Measurement of the 9Be(n,2n) 8Be reaction cross section in the 9Be(d,n) thick-target neutron spectrum

Abstract

4He production has been measured by an isotopic dilution mass spectrometry method, for the irradiation of Be-metal samples by fast neutrons from the 9Be(d,n) source reaction, corresponding to 7-MeV deuterons incident on a thick Be-metal target. The 58Ni(n,p) 58g+mCo dosimetry reaction was employed as a reference standard for measurement of the neutron flux. The integral cross section for the 9Be(n,2n) 8Be(2 4He) reaction ( 8Be breaks up very quickly into two α-particles) was deduced by applying a correction of 9.4% to account for the 9Be(n,α) 6He reaction contribution to the total 4He yield from neutrons on Be.
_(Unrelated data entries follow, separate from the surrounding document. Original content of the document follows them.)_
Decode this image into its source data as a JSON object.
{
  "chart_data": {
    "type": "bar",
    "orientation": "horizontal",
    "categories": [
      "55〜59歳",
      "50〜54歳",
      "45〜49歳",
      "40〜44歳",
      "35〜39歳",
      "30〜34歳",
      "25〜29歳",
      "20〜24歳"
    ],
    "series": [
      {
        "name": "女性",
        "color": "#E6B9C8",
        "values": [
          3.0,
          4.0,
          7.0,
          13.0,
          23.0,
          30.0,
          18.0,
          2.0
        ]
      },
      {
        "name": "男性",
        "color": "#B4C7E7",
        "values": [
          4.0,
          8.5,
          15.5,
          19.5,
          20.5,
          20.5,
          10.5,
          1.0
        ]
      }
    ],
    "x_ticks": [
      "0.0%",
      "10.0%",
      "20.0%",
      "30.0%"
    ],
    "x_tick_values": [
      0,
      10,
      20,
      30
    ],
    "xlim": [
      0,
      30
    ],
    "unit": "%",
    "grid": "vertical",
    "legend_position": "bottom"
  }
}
The experimental integral reaction cross-section ratio of 9Be(n,2n)2 4He to 58Ni(n,p) 58g+mCo in this spectrum was found to be 1.217, with an error of 3.5%. This is in good agreement with the corresponding calculated ratio of 1.161 which is based on an average of results obtained by considering four distinct representations of the 9Be(d,n) neutron spectrum and ENDF/B-VI values for the reaction cross sections. The scatter of the calculated results amounts to 0.5%. It is small because the shapes of the response functions, R( E) = ø( E) σ( E), for these two reactions in this neutron spectrum are very similar. The observed C/E is 0.954. This is very good agreement, considering the various uncertainties involved, including those for the differential cross sections from ENDF/B-VI. This integral measurement is sensitive to the differential reaction cross section in the range 3–6 MeV. The uncertainty attributable to the 58Ni(n,p) 58g+mCo reaction differential cross section in this range is estimated to be 3.5%. Therefore, the results of the present investigation indicate that ENDF/B-VI represents the 9Be(n,2n)2 4He reaction differential cross section quite well over this energy range.